Lemongrass essential oil helps with sleep because it naturally relieves anxiety, allowing the mind to clear for deep, restful sleep. Essential oil of lemongrass works well in a diffuser, but I still prefer my Inscents cones on this one. I also really love lemongrass tea to relax before bed. 

 

Rose

Rose essential oil is the happiness oil. It is known for producing feelings of general wellbeing. It is also a natural pain reliever, and I have used it during natural childbirth quite successfully. These days I like to wear rose oil to curb anxiety and settle in before bed. My rose Inscents cones smell amazing, and I tend to burn them at all hours, not just when I want to unwind.  

 

Ways to Fall Asleep

While essential oils have the power to settle your body and mind into a relaxed state, there are several other things you can do to help increase your odds of getting a restful night's sleep.

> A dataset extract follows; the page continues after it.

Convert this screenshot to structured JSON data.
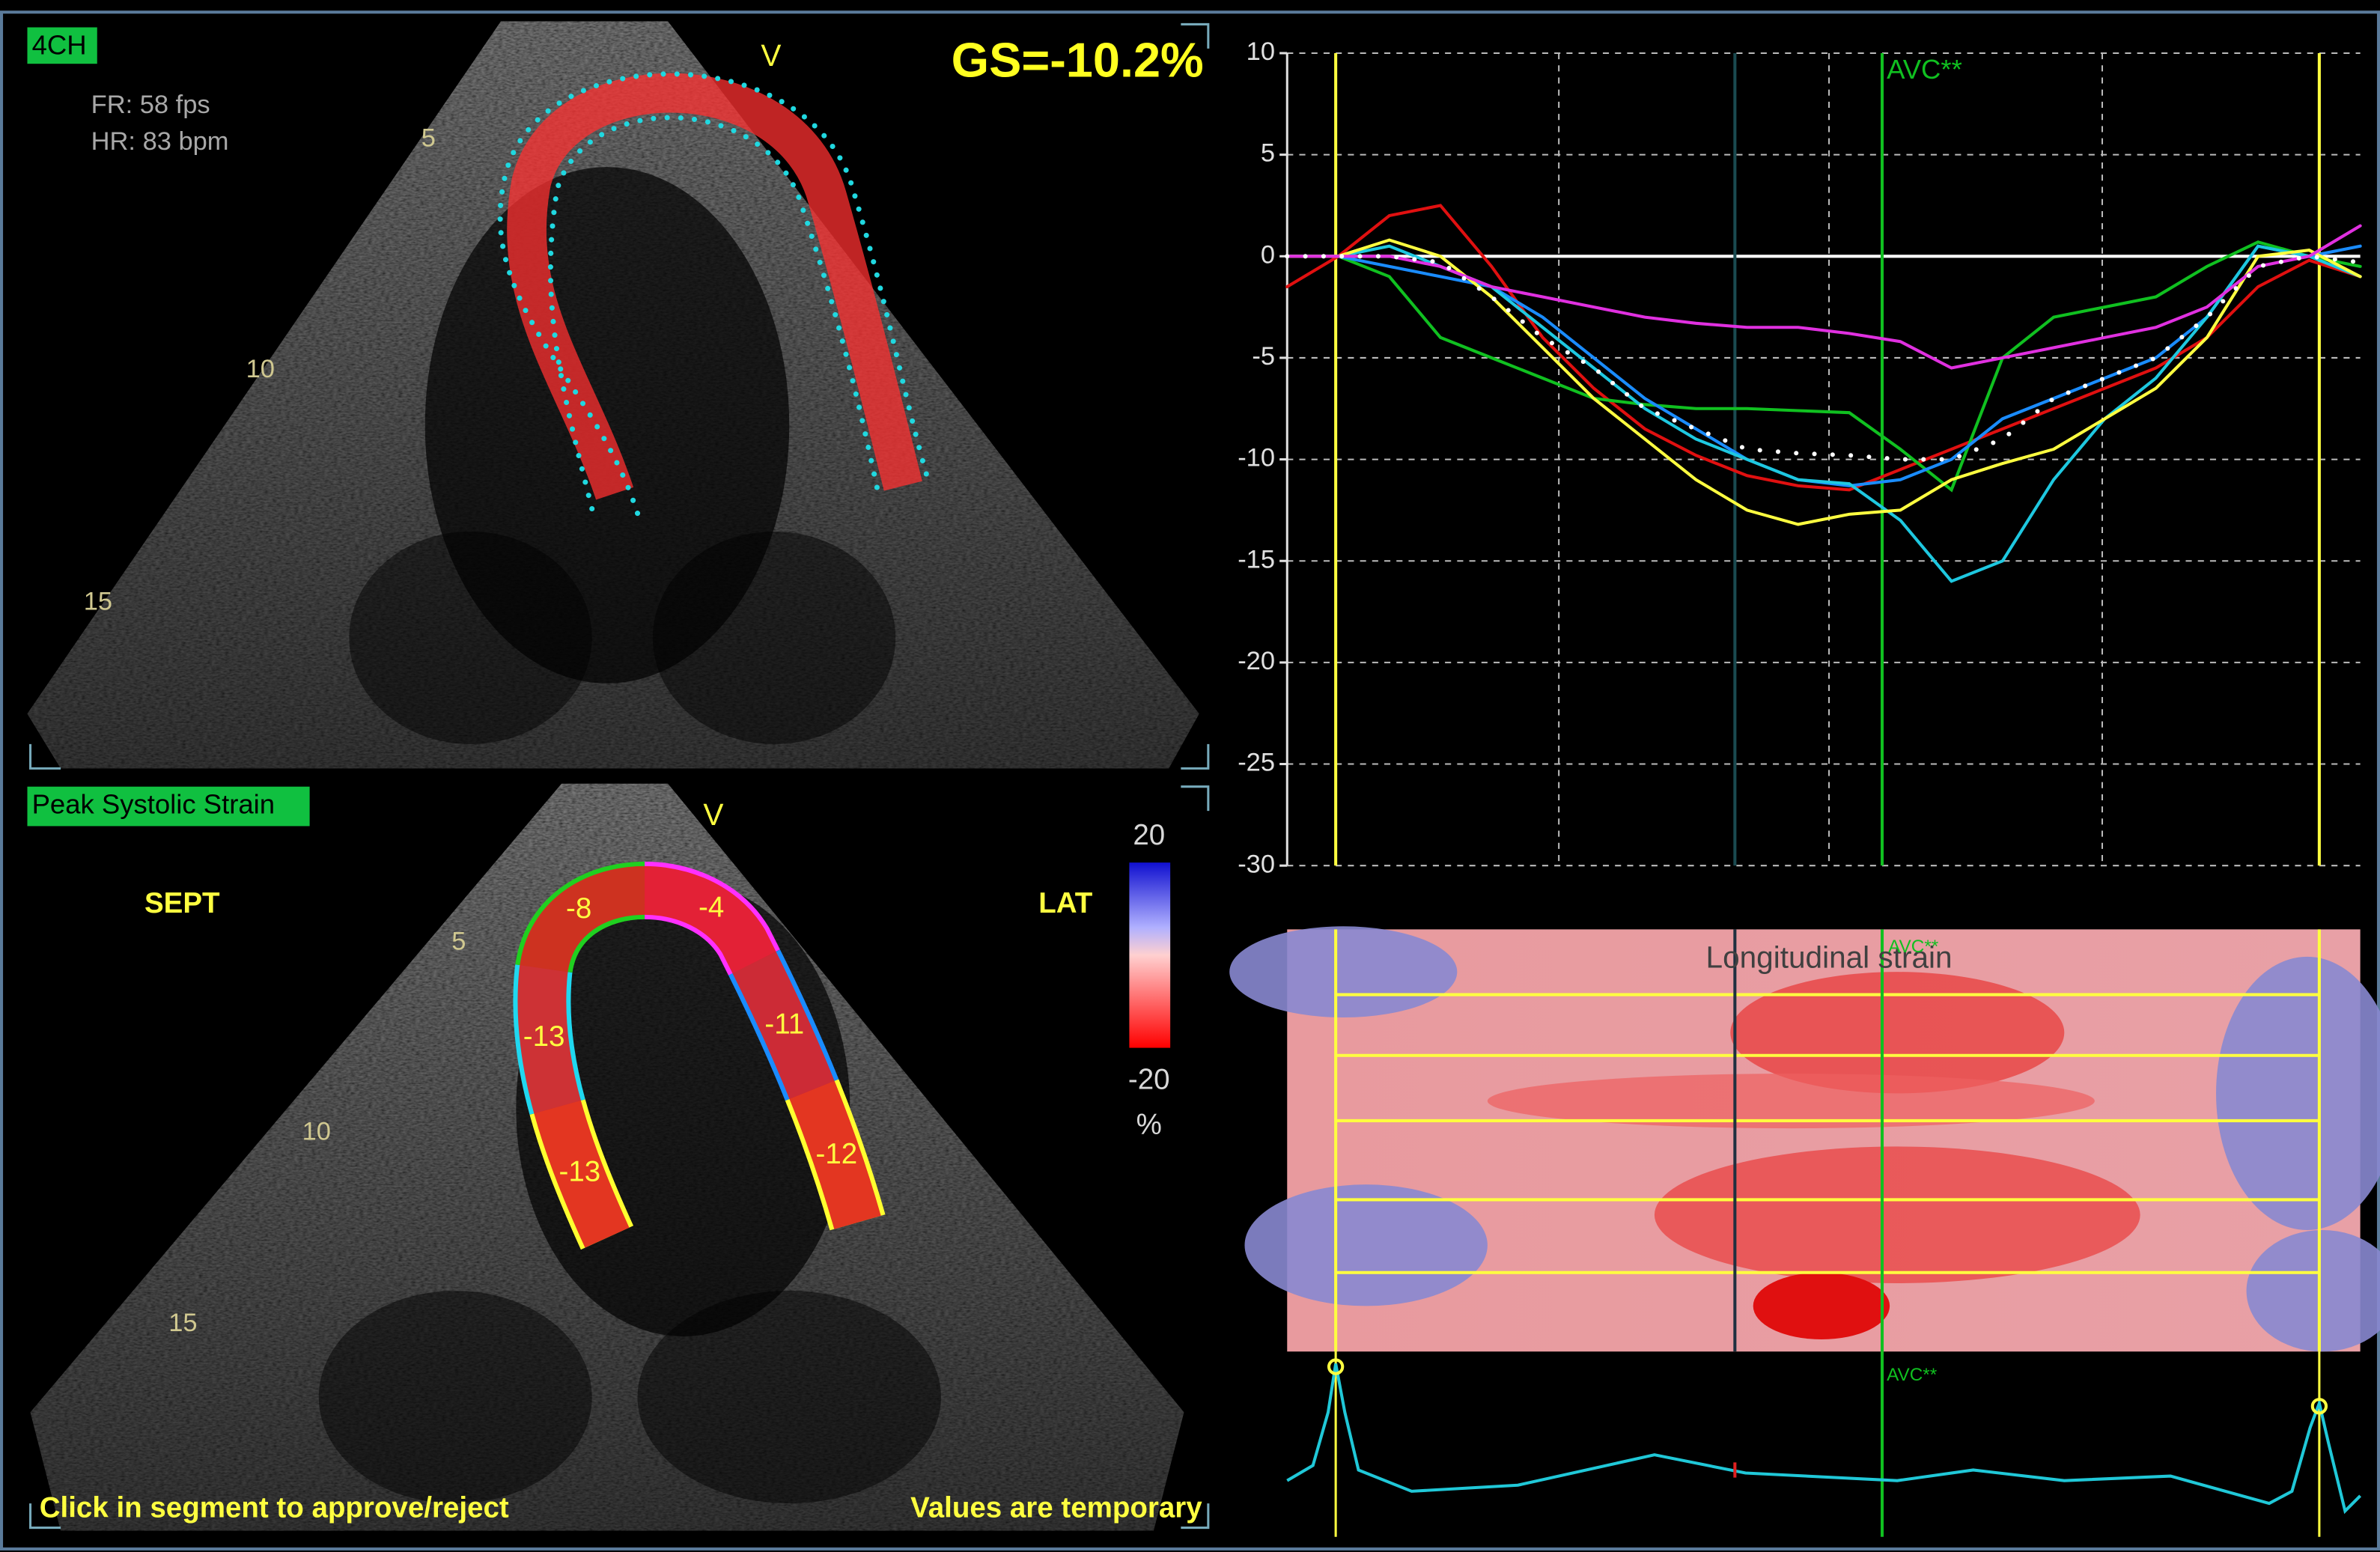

Consider the following:

 

Lighting

About two hours before bed, put your phone away. Turn off all screens such as your computer and television. Dim the lights and consider lighting candles. Your pineal gland is light sensitive and controls your circadian rhythms or sleep/wake cycle.

Stimulants

Consider reducing or eliminating sugar and caffeine after dinner to give your body a chance to relax. 

 

Exercise

Just 30 minutes a day of cardio produces positive, relaxing endorphins in the body. Regular exercise helps stimulate the production of sleep chemical serotonin in the brain. A good stretch before bed will help to ease bodily tension. For deep relaxation, try yoga Nidra and fall asleep fast!